碩士 === 國立臺灣大學 === 分子醫學研究所 === 106 === Gestational diabetes mellitus (GDM) is the most common metabolic disease in pregnant women. Interleukin-10 (IL-10) is an important anti-inflammatory cytokines for pregnancy maintenance and development. Previous studies indicated that three IL-10 promoter region single nucleotide polymorphisms (SNPs) at position -592 C>A (rs1800872), -819 C>T (rs1800871), and -1082 A>G (rs1800896) play an important role in IL-10 secretion capacity, but it’s genetic polymorphisms in GDM are unknown. In addition to the three common SNPs -592, -819, and -1082, we also explore a rare to be reported position 3388 A>C (rs3021094). We examined whether these SNPs variant are associated with IL-10 production and GDM susceptibility. Our case-control study included 100 healthy controls and 42 women with GDM grouped according to 75g oral glucose tolerance tests (OGTT). The polymorphisms of genotype and allele frequencies were analyzed by Chi-square test or Fisher’s exact test.
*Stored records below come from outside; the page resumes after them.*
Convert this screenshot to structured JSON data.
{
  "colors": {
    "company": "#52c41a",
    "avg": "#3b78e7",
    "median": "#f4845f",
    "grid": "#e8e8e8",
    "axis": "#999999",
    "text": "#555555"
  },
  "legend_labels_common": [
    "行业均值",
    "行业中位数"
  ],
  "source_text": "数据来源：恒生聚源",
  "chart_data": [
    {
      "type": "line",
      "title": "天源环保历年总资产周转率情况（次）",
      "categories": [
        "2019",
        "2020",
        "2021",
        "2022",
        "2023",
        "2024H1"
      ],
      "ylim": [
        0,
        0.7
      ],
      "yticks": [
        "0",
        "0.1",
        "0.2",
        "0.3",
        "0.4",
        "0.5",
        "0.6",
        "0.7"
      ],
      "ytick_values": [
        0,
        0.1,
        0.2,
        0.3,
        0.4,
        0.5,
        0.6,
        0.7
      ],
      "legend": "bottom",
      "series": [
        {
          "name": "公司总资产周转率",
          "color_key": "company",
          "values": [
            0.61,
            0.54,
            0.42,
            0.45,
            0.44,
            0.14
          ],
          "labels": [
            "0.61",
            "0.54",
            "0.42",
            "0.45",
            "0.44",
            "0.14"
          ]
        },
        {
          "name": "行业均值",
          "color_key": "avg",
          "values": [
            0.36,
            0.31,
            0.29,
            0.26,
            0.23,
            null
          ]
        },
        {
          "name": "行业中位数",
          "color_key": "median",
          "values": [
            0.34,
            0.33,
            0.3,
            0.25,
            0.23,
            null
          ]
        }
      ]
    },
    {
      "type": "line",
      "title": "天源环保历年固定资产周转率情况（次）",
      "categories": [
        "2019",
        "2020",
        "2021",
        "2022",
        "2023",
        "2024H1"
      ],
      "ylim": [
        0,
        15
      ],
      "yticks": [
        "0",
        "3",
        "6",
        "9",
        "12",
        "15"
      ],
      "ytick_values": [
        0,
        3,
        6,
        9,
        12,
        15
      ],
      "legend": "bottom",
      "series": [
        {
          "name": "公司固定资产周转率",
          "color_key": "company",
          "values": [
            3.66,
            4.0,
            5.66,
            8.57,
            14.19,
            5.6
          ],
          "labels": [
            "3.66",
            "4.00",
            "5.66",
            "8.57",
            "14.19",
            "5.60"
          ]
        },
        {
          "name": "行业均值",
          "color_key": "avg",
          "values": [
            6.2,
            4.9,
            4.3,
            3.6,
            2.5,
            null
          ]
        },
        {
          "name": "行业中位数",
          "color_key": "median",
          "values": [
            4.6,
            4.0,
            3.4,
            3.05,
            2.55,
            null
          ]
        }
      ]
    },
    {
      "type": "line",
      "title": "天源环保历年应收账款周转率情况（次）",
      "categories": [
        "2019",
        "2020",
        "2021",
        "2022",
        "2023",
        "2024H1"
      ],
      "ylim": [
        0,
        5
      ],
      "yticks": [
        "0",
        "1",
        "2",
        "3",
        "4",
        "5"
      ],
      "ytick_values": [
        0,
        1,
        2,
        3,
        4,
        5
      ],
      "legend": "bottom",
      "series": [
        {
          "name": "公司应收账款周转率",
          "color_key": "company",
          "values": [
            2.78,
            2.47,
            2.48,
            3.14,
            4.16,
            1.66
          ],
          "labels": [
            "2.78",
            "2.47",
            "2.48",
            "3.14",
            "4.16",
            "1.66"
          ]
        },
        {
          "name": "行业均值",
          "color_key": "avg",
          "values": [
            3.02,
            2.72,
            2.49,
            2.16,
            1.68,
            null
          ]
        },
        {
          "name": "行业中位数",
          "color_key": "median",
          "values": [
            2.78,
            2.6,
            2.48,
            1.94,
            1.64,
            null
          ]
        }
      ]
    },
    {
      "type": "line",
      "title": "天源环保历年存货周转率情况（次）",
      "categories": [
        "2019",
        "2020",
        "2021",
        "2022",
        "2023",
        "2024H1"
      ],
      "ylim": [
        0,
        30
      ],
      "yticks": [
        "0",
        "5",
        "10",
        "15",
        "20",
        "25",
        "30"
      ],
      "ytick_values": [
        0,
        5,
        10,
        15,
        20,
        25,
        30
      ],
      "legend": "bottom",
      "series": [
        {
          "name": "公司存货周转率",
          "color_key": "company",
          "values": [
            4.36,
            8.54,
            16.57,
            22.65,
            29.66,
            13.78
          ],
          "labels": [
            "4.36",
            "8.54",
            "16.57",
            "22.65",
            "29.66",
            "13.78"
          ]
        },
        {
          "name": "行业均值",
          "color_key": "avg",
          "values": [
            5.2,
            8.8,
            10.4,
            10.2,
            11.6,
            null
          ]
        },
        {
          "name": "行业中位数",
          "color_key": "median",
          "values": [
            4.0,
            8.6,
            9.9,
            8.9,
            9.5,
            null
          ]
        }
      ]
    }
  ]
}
Odds ratio (OR) and 95% confidence interval (CI) were used to explain relative risk of GDM. Maternal plasma IL-10 levels were measured by ELISA and associated with the polymorphisms of genotype were analyzed by non-parametric Kruskal-Wallis H test or Mann Whitney U test. In the dominant model (AA+CA versus CC) of IL-10 3388 A>C, AA+CA genotype and A allele frequencies were significantly higher in cases compared with controls (P < 0.05), suggesting significant association with risk of GDM (OR = 2.88, 95% CI [1.03-8.07]; OR = 1.85, 95%CI [1.10-3.12]). No significant difference of -592 C>A, -819 C>T, and -1082 A>G were observed between cases and controls (P > 0.05). CC genotype of -592 C>A, CC genotype of -819 C>T, and AA genotype of 3388 A>C were all significantly higher IL-10 plasma level production compared with other genotypes (P < 0.05), suggesting significant association with IL-10 high-level production. No significant difference of -1082 A>G were observed (P > 0.05). In conclusion, SNP at position IL-10 3388 A>C was significantly associated with the risk of GDM and IL-10 plasma level high production. IL-10 3388 A>C has potential for use as a predictive maker for GDM.